Along with Ms. Maenza and Ms. Auelkhan, the panel heard from ChinaAid president Bob Fu; Baha’i spokesman Anthony N. Vance; Amjad Mahmood Khan of the Ahmadiyya Muslim Community USA; and Bishop Matthew Hassan Kukah of the Catholic Diocese of Sokoto, Nigeria.

After describing a string of terrorist attacks and murders in Nigeria, Bishop Kukah declared that Islam per se was not at fault.

“It is important to restate even though the purveyors of terrorism, banditry, kidnapping and murders of our people continue to appeal to Islam as their source of inspiration, what we are dealing with is the Jihadist/Salafist supremacist strain of the faith that is at best a cancer that threatens the Muslim world itself,” the Catholic prelate said.

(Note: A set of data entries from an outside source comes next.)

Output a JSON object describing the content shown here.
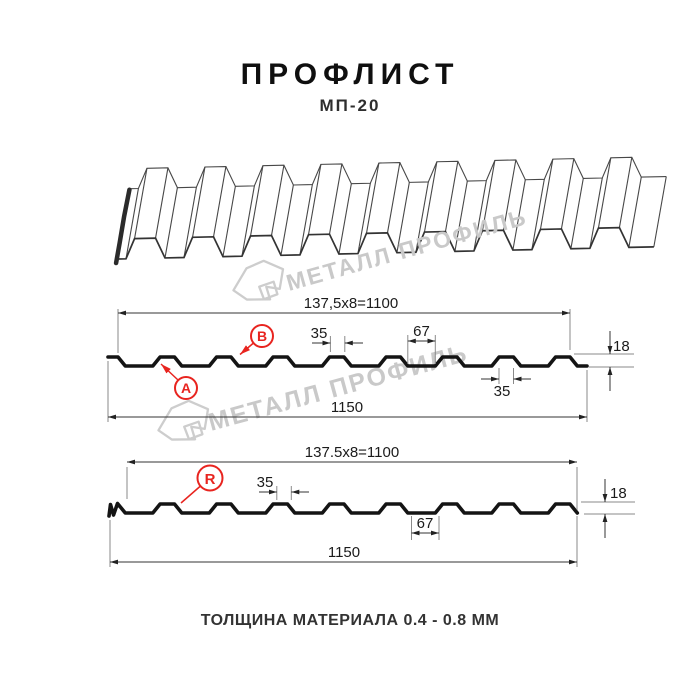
{
  "header": {
    "title": "ПРОФЛИСТ",
    "subtitle": "МП-20"
  },
  "footer": {
    "note": "ТОЛЩИНА МАТЕРИАЛА 0.4 - 0.8 ММ"
  },
  "drawing": {
    "watermark_text": "МЕТАЛЛ ПРОФИЛЬ",
    "profile_top": {
      "module_width_label": "137,5x8=1100",
      "overall_width_label": "1150",
      "rib_top_width_label": "35",
      "rib_valley_width_label": "67",
      "rib_bottom_width_label": "35",
      "height_label": "18",
      "label_a": "A",
      "label_b": "B"
    },
    "profile_bottom": {
      "module_width_label": "137.5x8=1100",
      "overall_width_label": "1150",
      "rib_top_width_label": "35",
      "rib_valley_width_label": "67",
      "height_label": "18",
      "label_r": "R"
    }
  },
  "colors": {
    "accent_red": "#e8241f",
    "line_dark": "#141414",
    "watermark_gray": "#c9c9c9"
  }
}
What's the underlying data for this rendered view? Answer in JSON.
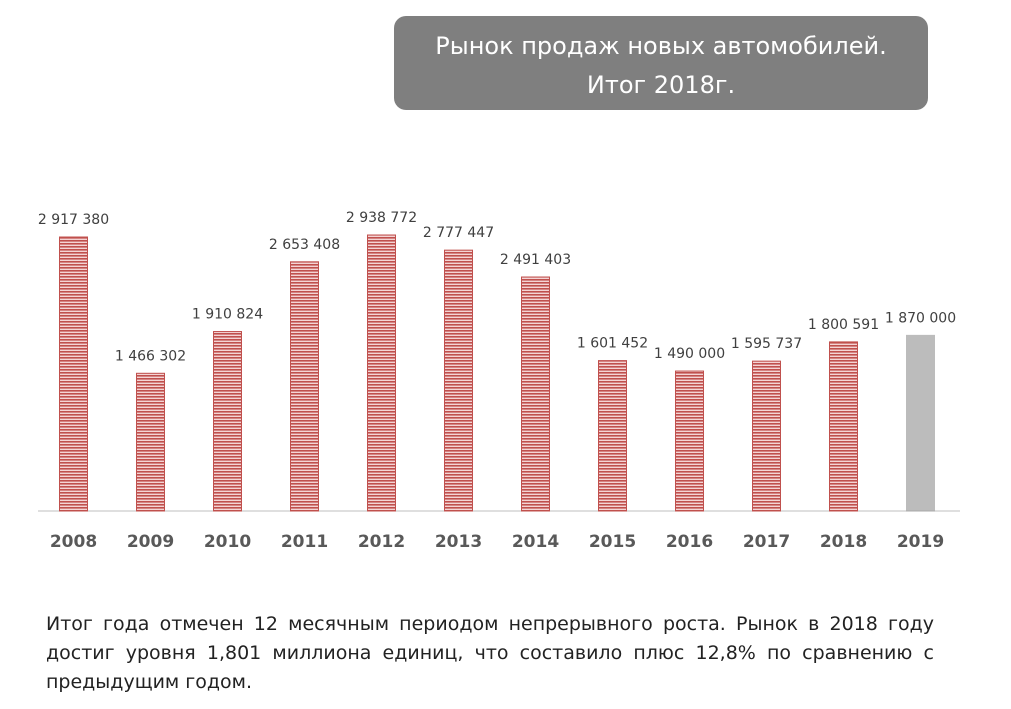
{
  "chart_data": {
    "type": "bar",
    "title": [
      "Рынок продаж новых автомобилей.",
      "Итог 2018г."
    ],
    "categories": [
      "2008",
      "2009",
      "2010",
      "2011",
      "2012",
      "2013",
      "2014",
      "2015",
      "2016",
      "2017",
      "2018",
      "2019"
    ],
    "values": [
      2917380,
      1466302,
      1910824,
      2653408,
      2938772,
      2777447,
      2491403,
      1601452,
      1490000,
      1595737,
      1800591,
      1870000
    ],
    "value_labels": [
      "2 917 380",
      "1 466 302",
      "1 910 824",
      "2 653 408",
      "2 938 772",
      "2 777 447",
      "2 491 403",
      "1 601 452",
      "1 490 000",
      "1 595 737",
      "1 800 591",
      "1 870 000"
    ],
    "colors": [
      "#c0504d",
      "#c0504d",
      "#c0504d",
      "#c0504d",
      "#c0504d",
      "#c0504d",
      "#c0504d",
      "#c0504d",
      "#c0504d",
      "#c0504d",
      "#c0504d",
      "#a0a0a0"
    ]
  },
  "note": "Итог года отмечен 12 месячным периодом непрерывного роста. Рынок в 2018 году достиг уровня 1,801 миллиона единиц, что составило плюс 12,8% по сравнению с предыдущим годом."
}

Mr. Fu, a victim of Chinese persecution who fled the country to work for freedom in the West, decried the Xi government’s “Sinicization” efforts aimed at converting Christian faith into one more compliant with the Chinese Communist Party (CCP).

“Even though the CCP tries to conceal the brutal reality about its ongoing, intensified religious persecution and human rights abuses, victims and their family members recount real-life, horrendous experiences,” Mr. Fu said.